Do I suffer from Complex PTSD? And can EMDR help me?
Complex PTSD is also called a disorder of extreme stress in adults or developmental trauma in children and adolescents (van der Kolk, 2005). However, complex PTSD is ubiquitous and seen in clients with a background of extensive abuse and neglect in childhood.
Surprisingly, there is no specific diagnosis for complex PTSD in the diagnostic and statistical manual.
The current criteria for PTSD include the following symptoms:
- Exposure to actual or threatened death, serious injury or sexual violence
- Intrusive symptoms such as flashbacks, nightmares, and emotional triggering by reminders of the trauma
- Avoidance of thoughts and behaviours
- Symptoms of hyperarousal and emotional reactivity associated with the traumatic event
- Negative alterations in cognition and mood
- Memory difficulties
- Negative, irrational, self-blaming thoughts about self
- Persistent negative emotions
- Social withdrawal
- Inability to experience positive emotions
The PTSD definition also includes reference to dissociative subtypes:
- Symptoms of depersonalization: perceiving one’s self as not real or whole or connected)
- Derealization: perceiving the world or the immediate environment as unreal.
However, the phenomenon of traumatization for PTSD extends beyond the criteria listed in the DSM. Highly impactful but not necessarily life-threatening events are often the origin of severe emotional problems in children and adults.

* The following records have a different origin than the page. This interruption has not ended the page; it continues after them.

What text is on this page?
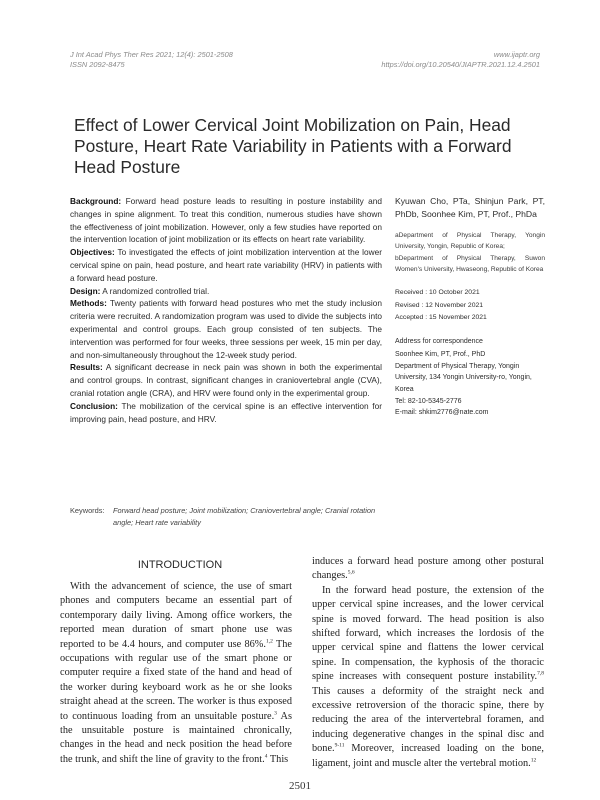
J Int Acad Phys Ther Res 2021; 12(4): 2501-2508
ISSN 2092-8475
www.ijaptr.org
https://doi.org/10.20540/JIAPTR.2021.12.4.2501
Effect of Lower Cervical Joint Mobilization on Pain, Head Posture, Heart Rate Variability in Patients with a Forward Head Posture

Background: Forward head posture leads to resulting in posture instability and changes in spine alignment. To treat this condition, numerous studies have shown the effectiveness of joint mobilization. However, only a few studies have reported on the intervention location of joint mobilization or its effects on heart rate variability.

Objectives: To investigated the effects of joint mobilization intervention at the lower cervical spine on pain, head posture, and heart rate variability (HRV) in patients with a forward head posture.

Design: A randomized controlled trial.

Methods: Twenty patients with forward head postures who met the study inclusion criteria were recruited. A randomization program was used to divide the subjects into experimental and control groups. Each group consisted of ten subjects. The intervention was performed for four weeks, three sessions per week, 15 min per day, and non-simultaneously throughout the 12-week study period.

Results: A significant decrease in neck pain was shown in both the experimental and control groups. In contrast, significant changes in craniovertebral angle (CVA), cranial rotation angle (CRA), and HRV were found only in the experimental group.

Conclusion: The mobilization of the cervical spine is an effective intervention for improving pain, head posture, and HRV.

Kyuwan Cho, PTa, Shinjun Park, PT, PhDb, Soonhee Kim, PT, Prof., PhDa

aDepartment of Physical Therapy, Yongin University, Yongin, Republic of Korea;

bDepartment of Physical Therapy, Suwon Women's University, Hwaseong, Republic of Korea

Received : 10 October 2021
Revised : 12 November 2021
Accepted : 15 November 2021
Address for correspondence
Soonhee Kim, PT, Prof., PhD
Department of Physical Therapy, Yongin University, 134 Yongin University-ro, Yongin, Korea
Tel: 82-10-5345-2776
E-mail: shkim2776@nate.com
Keywords: Forward head posture; Joint mobilization; Craniovertebral angle; Cranial rotation angle; Heart rate variability
INTRODUCTION

With the advancement of science, the use of smart phones and computers became an essential part of contemporary daily living. Among office workers, the reported mean duration of smart phone use was reported to be 4.4 hours, and computer use 86%.$^{1,2}$ The occupations with regular use of the smart phone or computer require a fixed state of the hand and head of the worker during keyboard work as he or she looks straight ahead at the screen. The worker is thus exposed to continuous loading from an unsuitable posture.$^3$ As the unsuitable posture is maintained chronically, changes in the head and neck position the head before the trunk, and shift the line of gravity to the front.$^4$ This

induces a forward head posture among other postural changes.$^{5,6}$

In the forward head posture, the extension of the upper cervical spine increases, and the lower cervical spine is moved forward. The head position is also shifted forward, which increases the lordosis of the upper cervical spine and flattens the lower cervical spine. In compensation, the kyphosis of the thoracic spine increases with consequent posture instability.$^{7,8}$ This causes a deformity of the straight neck and excessive retroversion of the thoracic spine, there by reducing the area of the intervertebral foramen, and inducing degenerative changes in the spinal disc and bone.$^{9-11}$ Moreover, increased loading on the bone, ligament, joint and muscle alter the vertebral motion.$^{12}$

2501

It is also referred to as “small-t”. Small-t does not mean that the occurrence was minor or small in its impact, but it is more referred to as ” invisible trauma”. For example, a study in 2006 by Teicher et al. found that parental verbal aggression during childhood contributed more to adult psychiatric symptoms than physical abuse within the family.

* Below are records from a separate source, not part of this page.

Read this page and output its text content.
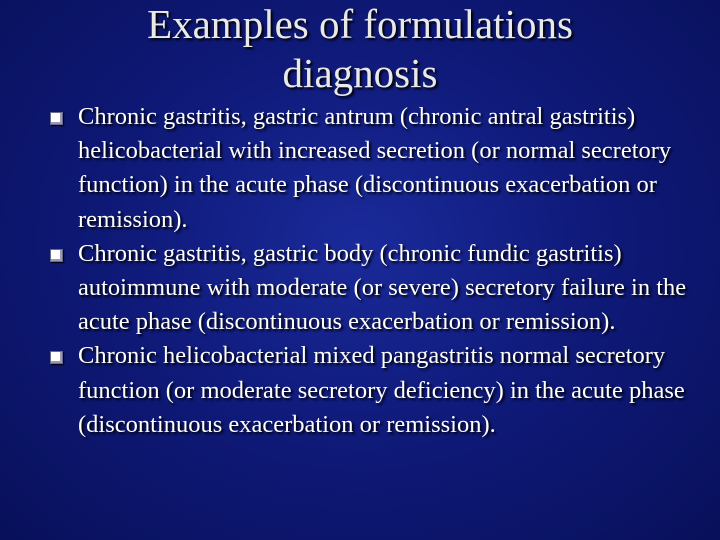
Examples of formulations
diagnosis
Chronic gastritis, gastric antrum (chronic antral gastritis) helicobacterial with increased secretion (or normal secretory function) in the acute phase (discontinuous exacerbation or remission).
Chronic gastritis, gastric body (chronic fundic gastritis) autoimmune with moderate (or severe) secretory failure in the acute phase (discontinuous exacerbation or remission).
Chronic helicobacterial mixed pangastritis normal secretory function (or moderate secretory deficiency) in the acute phase (discontinuous exacerbation or remission).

So, emotional disturbances and behaviour problems in the present often have their origins in previous events that were not life-threatening but were very damaging. This is true for children with ongoing exposure to adverse events (traumas of commissions) and children who had traumas of omission, failure to receive adequate nurturing, mirroring, engagement or guidance during childhood (Lyons-Ruth, 2006).
Often, trauma survivors are unaware of how that small trauma or trauma of omission is connected to their day-to-day struggles, such as having trouble breaking risky or unhealthy habits, addictions, eating disorders, repeated relationship struggles, long-standing sleeping issues, etc. Or they might not even classify it as trauma themselves.

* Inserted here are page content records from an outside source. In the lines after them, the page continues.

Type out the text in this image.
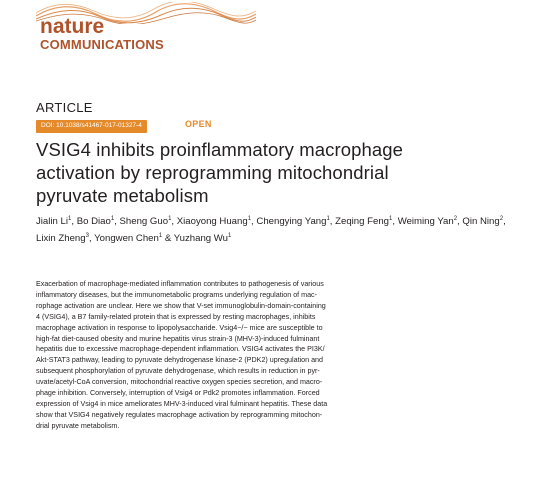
nature
COMMUNICATIONS
ARTICLE
DOI: 10.1038/s41467-017-01327-4	OPEN
VSIG4 inhibits proinflammatory macrophage
activation by reprogramming mitochondrial
pyruvate metabolism
Jialin Li$^1$, Bo Diao$^1$, Sheng Guo$^1$, Xiaoyong Huang$^1$, Chengying Yang$^1$, Zeqing Feng$^1$, Weiming Yan$^2$, Qin Ning$^2$,
Lixin Zheng$^3$, Yongwen Chen$^1$ & Yuzhang Wu$^1$
Exacerbation of macrophage-mediated inflammation contributes to pathogenesis of various
inflammatory diseases, but the immunometabolic programs underlying regulation of mac-
rophage activation are unclear. Here we show that V-set immunoglobulin-domain-containing
4 (VSIG4), a B7 family-related protein that is expressed by resting macrophages, inhibits
macrophage activation in response to lipopolysaccharide. Vsig4−/− mice are susceptible to
high-fat diet-caused obesity and murine hepatitis virus strain-3 (MHV-3)-induced fulminant
hepatitis due to excessive macrophage-dependent inflammation. VSIG4 activates the PI3K/
Akt-STAT3 pathway, leading to pyruvate dehydrogenase kinase-2 (PDK2) upregulation and
subsequent phosphorylation of pyruvate dehydrogenase, which results in reduction in pyr-
uvate/acetyl-CoA conversion, mitochondrial reactive oxygen species secretion, and macro-
phage inhibition. Conversely, interruption of Vsig4 or Pdk2 promotes inflammation. Forced
expression of Vsig4 in mice ameliorates MHV-3-induced viral fulminant hepatitis. These data
show that VSIG4 negatively regulates macrophage activation by reprogramming mitochon-
drial pyruvate metabolism.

There is much evidence that PTSD and small-t traumas show similar symptoms structure and follow the same course of resolution through EMDR treatment. However, treating complex trauma, with onset in childhood, requires a more individualized approach, considering each client’s unique personality structure, attachment patterns, defensive processes and dissociative separation of parts of the self.